И вот эту особую мобилизацию всех театральных средств пришлось сделать в отношении пьесы Файко. Когда пьеса представляется в рамках не салонных, то у нас получается ассоциация. Тут тоже можно вспомнить, — так как мы привыкли видеть пьесы Рышкова, «В царстве скуки» Пальерона и массу салонных пьес, которые идут в Малом театре и у Корша и которые оскомину набили, то у театрального зрителя, у всякого, кто хоть раз побывает там, возникает определенная ассоциация: «Люди едят, пьют, любят, ходят, носят свои пиджаки» — эта замечательная фраза, которую говорит Треплев в «Чайке» Чехова. Это фраза, которую я вставил в статью Марголина[cxciii]. А дальше Треплев говорит: «Я бегу и бегу, как Мопассан бежал от Эйфелевой башни». Надо бежать. Опять-таки когда мы подойдем к нашей сцене, здесь какие-то барышни — дочери Баазе, Стефка. Во что же их нарядить? {83} Обязательно в современные костюмы? Но это не заостряет. В современном костюме все равно еще осмеяния не произойдет, и у нас костюм может быть так сшит, что закрутишь носом, — этим одним ничего не сделаешь. Значит, нужно было стереть эту ассоциацию. Каким образом мы ее стираем? Мы ее стираем тем, что вводим новый элемент. И публика говорит: «Черт ее знает, звучит музыка, а‑а‑а… странно, как будто это мешает», — как это мешало на первых порах Ремизовой. Затем эта мешающая на первых порах музыка производит какое-то навязывание: ты, пожалуйста, не думай, что здесь комедь ломают, что здесь люди не [?. — Ред.] только «едят, пьют, любят, ходят, носят свои пиджаки»; они тоже по-своему действуют. Но как действуют? Здесь выведен Кампердафф, который говорит: «В комендатуру, а‑а‑а, уличные беспорядки, в комендатуру!» Здесь виден представитель определенного класса.

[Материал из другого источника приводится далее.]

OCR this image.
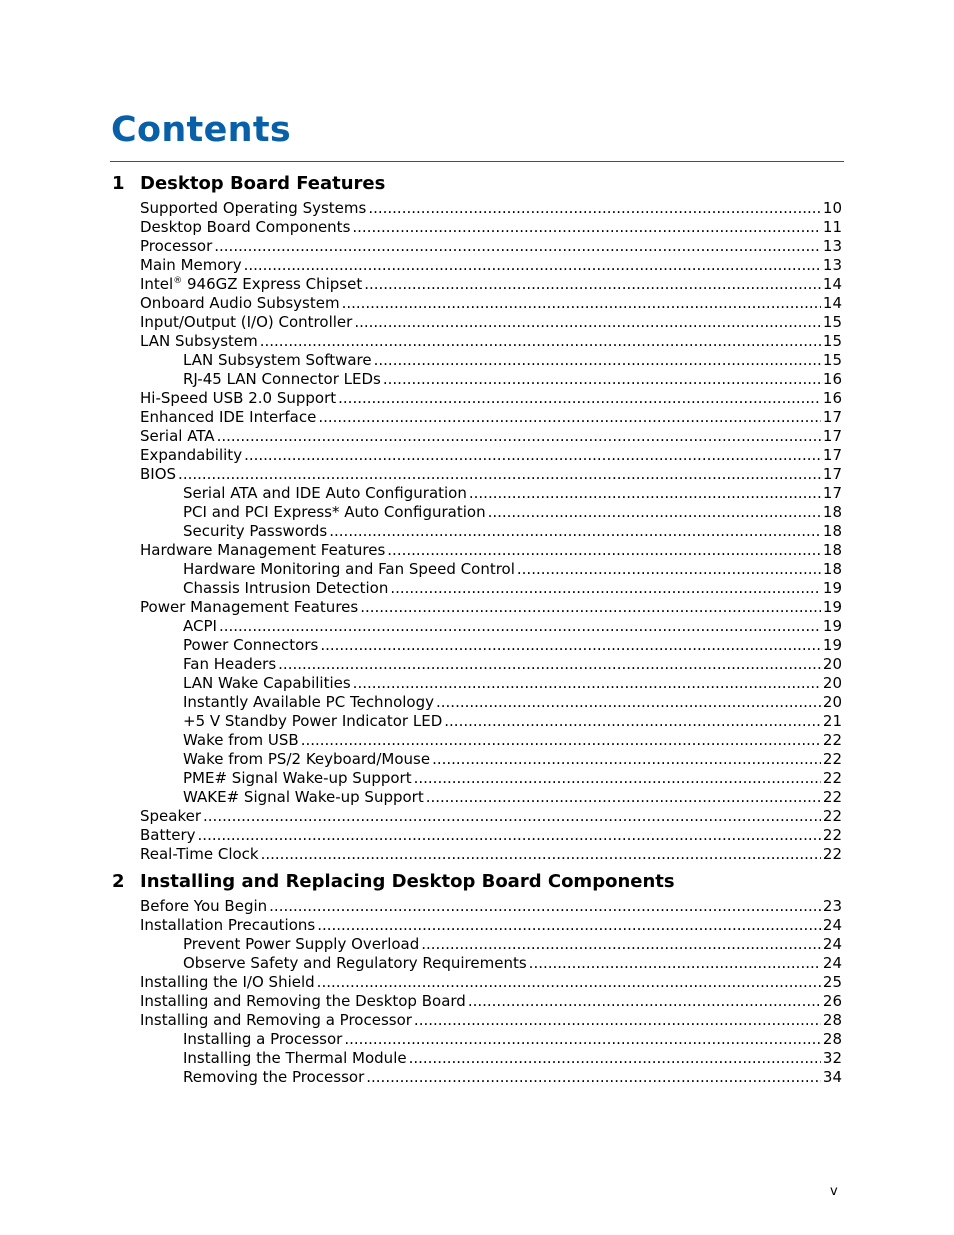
Contents
1 Desktop Board Features
Supported Operating Systems .....	10
Desktop Board Components .....	11
Processor .....	13
Main Memory .....	13
Intel® 946GZ Express Chipset .....	14
Onboard Audio Subsystem .....	14
Input/Output (I/O) Controller .....	15
LAN Subsystem .....	15
LAN Subsystem Software .....	15
RJ-45 LAN Connector LEDs .....	16
Hi-Speed USB 2.0 Support .....	16
Enhanced IDE Interface .....	17
Serial ATA .....	17
Expandability .....	17
BIOS .....	17
Serial ATA and IDE Auto Configuration .....	17
PCI and PCI Express* Auto Configuration .....	18
Security Passwords .....	18
Hardware Management Features .....	18
Hardware Monitoring and Fan Speed Control .....	18
Chassis Intrusion Detection .....	19
Power Management Features .....	19
ACPI .....	19
Power Connectors .....	19
Fan Headers .....	20
LAN Wake Capabilities .....	20
Instantly Available PC Technology .....	20
+5 V Standby Power Indicator LED .....	21
Wake from USB .....	22
Wake from PS/2 Keyboard/Mouse .....	22
PME# Signal Wake-up Support .....	22
WAKE# Signal Wake-up Support .....	22
Speaker .....	22
Battery .....	22
Real-Time Clock .....	22
2 Installing and Replacing Desktop Board Components
Before You Begin .....	23
Installation Precautions .....	24
Prevent Power Supply Overload .....	24
Observe Safety and Regulatory Requirements .....	24
Installing the I/O Shield .....	25
Installing and Removing the Desktop Board .....	26
Installing and Removing a Processor .....	28
Installing a Processor .....	28
Installing the Thermal Module .....	32
Removing the Processor .....	34
v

Мы благодаря музыке настораживаемся несколько иначе. Мы видим, что перед нами серьезное действо. Вдруг актриса останавливается, и за нее говорит оркестр. Совсем как у Вагнера. Вот момент, типичный по-вагнеровски. Когда Стефка говорит: «А почему? Да потому, что <я люблю вас, Тэша>» — вдруг музыка Листа, которая написана по другому случаю. Лист построил такую музыкальную штуку, которая нами воспринимается как некое аморозо[13], она сладостна. Счастливо так подобралась музыка, что она — в этом месте. И когда Стефка говорит: «А почему? Да потому что…» и молчит, за нее говорит музыка. Музыка вскрывает внутреннюю сущность, она от чего нас, товарищи, спасает? Она спасает от необходимости переживать. Зачем мне переживать, когда есть такой изумительный способ? Я сказал: «А почему? Да потому что…» И руки положил на сердце. Вы ведь понимаете, что это делается только в двух случаях. Либо когда люди больны, но тогда падают в обморок, либо они с улыбкой хватаются за сердце, как это делает Стефка, — значит, она любит. Зритель из музыки понимает это. А мы говорим: «Это потому, что артистке приятно преподнести хороший словесный материал. И потому она говорит: дайте мне этот словесный материал преподнести». И здесь возникает необходимость быть особенно строгим к словесному материалу.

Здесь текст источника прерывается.